The researchers evaluated 195 patients referred from 1993 to 1995 for detection of coronary artery disease and evaluation of myocardial ischemia, which is impaired blood flow to the heart. About one quarter of the patients were age 65, and more than half were men. Almost half of the patients were obese. About one quarter of the patients had suffered a heart attack and prior revascularization.
The researchers compared the results of the patients' diagnostic tests -- exercise electrocardiogram treadmill testing and myocardial perfusion imaging -- with the patients' own view of their physical functioning and general health perception as determined from a questionnaire.
The researchers found that, on average, the non-invasive test results correlated with the patients' view of their quality of life, but that individually, the patients' perceptions of health and physical functioning were often quite different than what the test results showed.

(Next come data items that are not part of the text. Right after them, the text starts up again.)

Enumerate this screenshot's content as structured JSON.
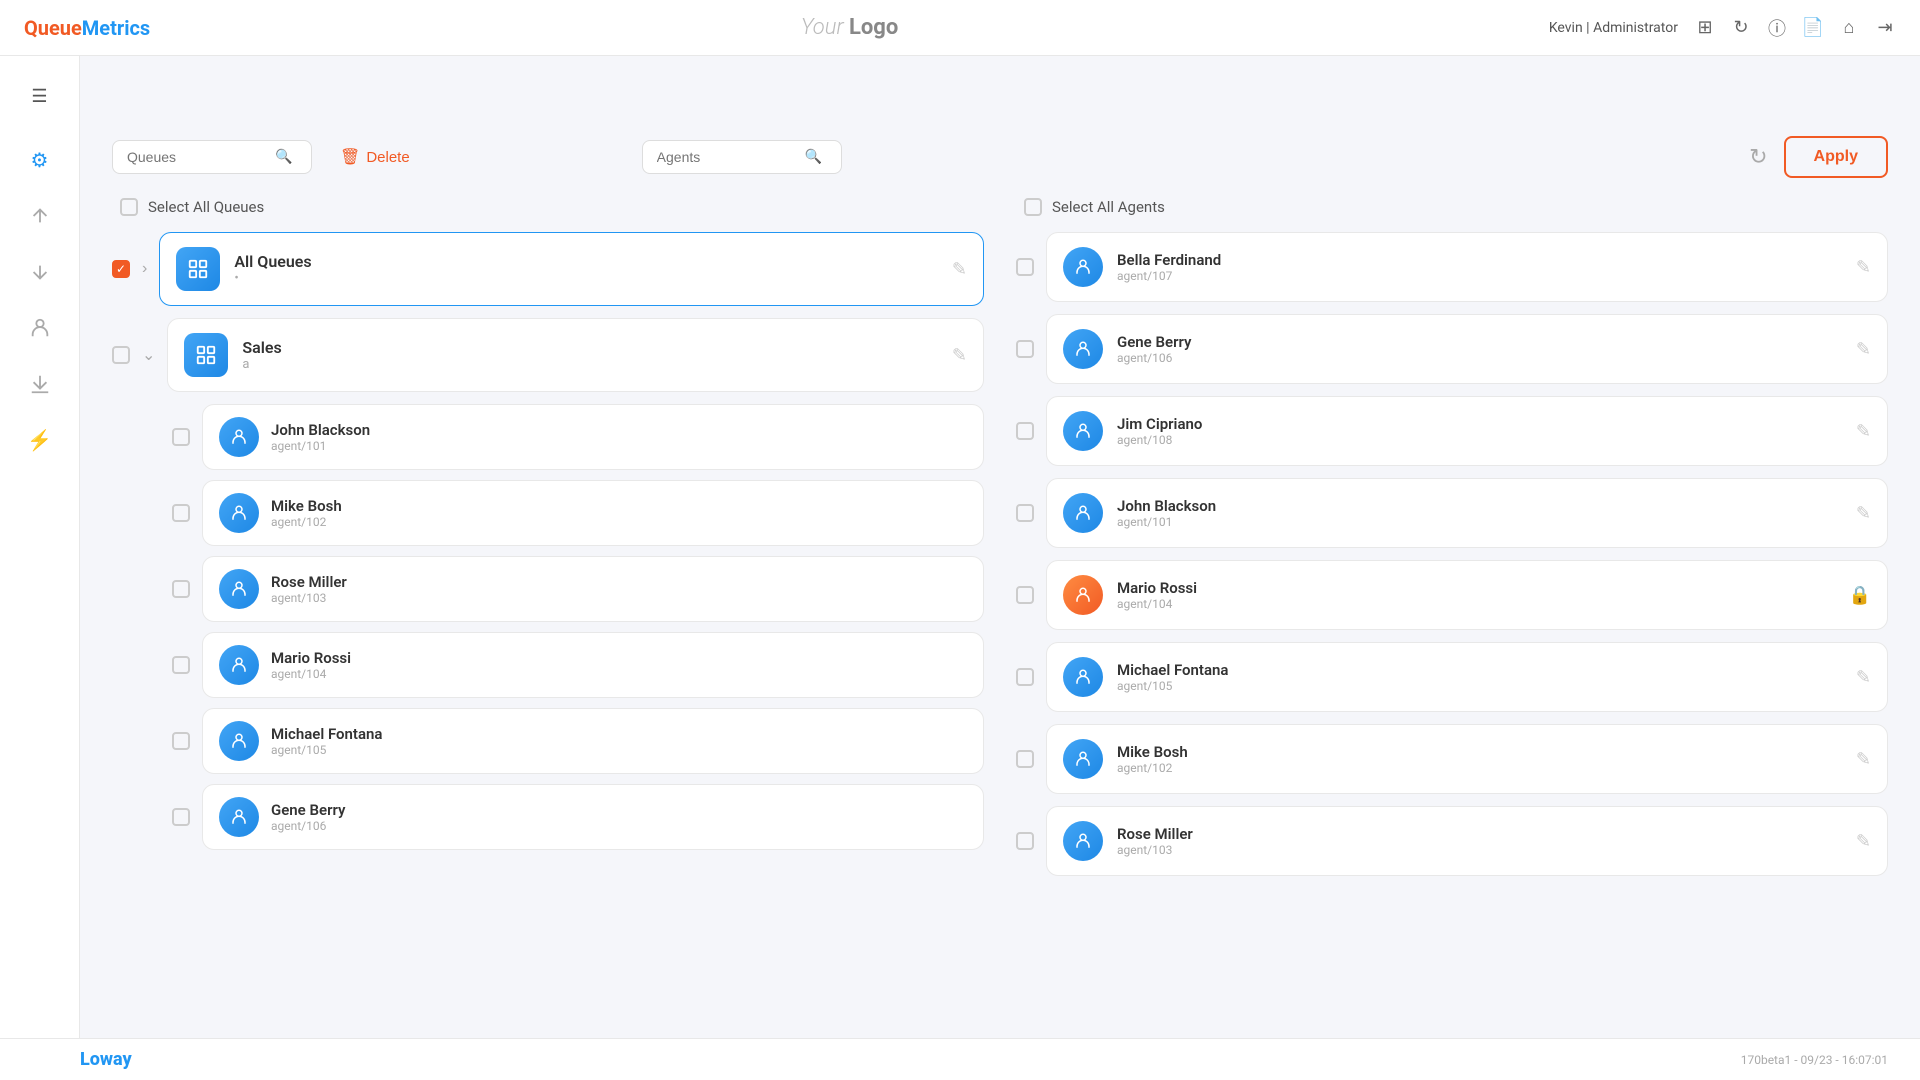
{
  "header": {
    "logo_queue": "Queue",
    "logo_metrics": "Metrics",
    "your_logo": "Your Logo",
    "user": "Kevin",
    "role": "Administrator"
  },
  "header_icons": [
    "grid-icon",
    "refresh-icon",
    "info-icon",
    "document-icon",
    "home-icon",
    "logout-icon"
  ],
  "sidebar": {
    "hamburger": "☰",
    "items": [
      {
        "name": "settings-icon",
        "icon": "⚙"
      },
      {
        "name": "upload-icon",
        "icon": "↑"
      },
      {
        "name": "download-icon",
        "icon": "↓"
      },
      {
        "name": "user-icon",
        "icon": "👤"
      },
      {
        "name": "export-icon",
        "icon": "⬇"
      },
      {
        "name": "flash-icon",
        "icon": "⚡"
      }
    ]
  },
  "toolbar": {
    "queues_placeholder": "Queues",
    "agents_placeholder": "Agents",
    "delete_label": "Delete",
    "apply_label": "Apply"
  },
  "queues_panel": {
    "select_all_label": "Select All Queues",
    "queues": [
      {
        "id": "all",
        "name": "All Queues",
        "sub": "•",
        "selected": true,
        "expanded": true
      },
      {
        "id": "sales",
        "name": "Sales",
        "sub": "a",
        "selected": false,
        "expanded": true
      }
    ],
    "sub_agents": [
      {
        "name": "John Blackson",
        "id": "agent/101"
      },
      {
        "name": "Mike Bosh",
        "id": "agent/102"
      },
      {
        "name": "Rose Miller",
        "id": "agent/103"
      },
      {
        "name": "Mario Rossi",
        "id": "agent/104"
      },
      {
        "name": "Michael Fontana",
        "id": "agent/105"
      },
      {
        "name": "Gene Berry",
        "id": "agent/106"
      }
    ]
  },
  "agents_panel": {
    "select_all_label": "Select All Agents",
    "agents": [
      {
        "name": "Bella Ferdinand",
        "id": "agent/107",
        "locked": false,
        "orange": false
      },
      {
        "name": "Gene Berry",
        "id": "agent/106",
        "locked": false,
        "orange": false
      },
      {
        "name": "Jim Cipriano",
        "id": "agent/108",
        "locked": false,
        "orange": false
      },
      {
        "name": "John Blackson",
        "id": "agent/101",
        "locked": false,
        "orange": false
      },
      {
        "name": "Mario Rossi",
        "id": "agent/104",
        "locked": true,
        "orange": true
      },
      {
        "name": "Michael Fontana",
        "id": "agent/105",
        "locked": false,
        "orange": false
      },
      {
        "name": "Mike Bosh",
        "id": "agent/102",
        "locked": false,
        "orange": false
      },
      {
        "name": "Rose Miller",
        "id": "agent/103",
        "locked": false,
        "orange": false
      }
    ]
  },
  "footer": {
    "logo": "Loway",
    "version": "170beta1 - 09/23 - 16:07:01"
  }
}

"Improving blood flow to the heart may be physiologically the same for two patients, but have vastly different impacts on their lives," Krumholz says. "For patients who are limited by their chest pain and feel unable to do the activities that are important to them, a decrease in chest pain may have dramatic effect on their quality of life. Other people may do relatively little physical activity because of their lifestyle and the same degree of chest pain with exertion may not be limiting them in any important way."
The findings highlight the importance of not strictly relying on tests to determine the impact of cardiac disease on patients' lives, he says.
"In an era of technological innovation, it is easy to lose sight of the importance of listening to patients and understanding the impact of their disease from their perspective," Krumholz notes.
The other authors of the study were Dr. Frans J. Th. Wackers, professor of diagnostic radiology and cardiology; Jennifer Mattera, director of the Center for Outcomes Research at Yale-New Haven Hospital; Yongfei Wang and Christianna Williams, researchers at the School of Medicine; and Carlos Mendes de Leon, formerly a faculty member at Yale School of Medicine.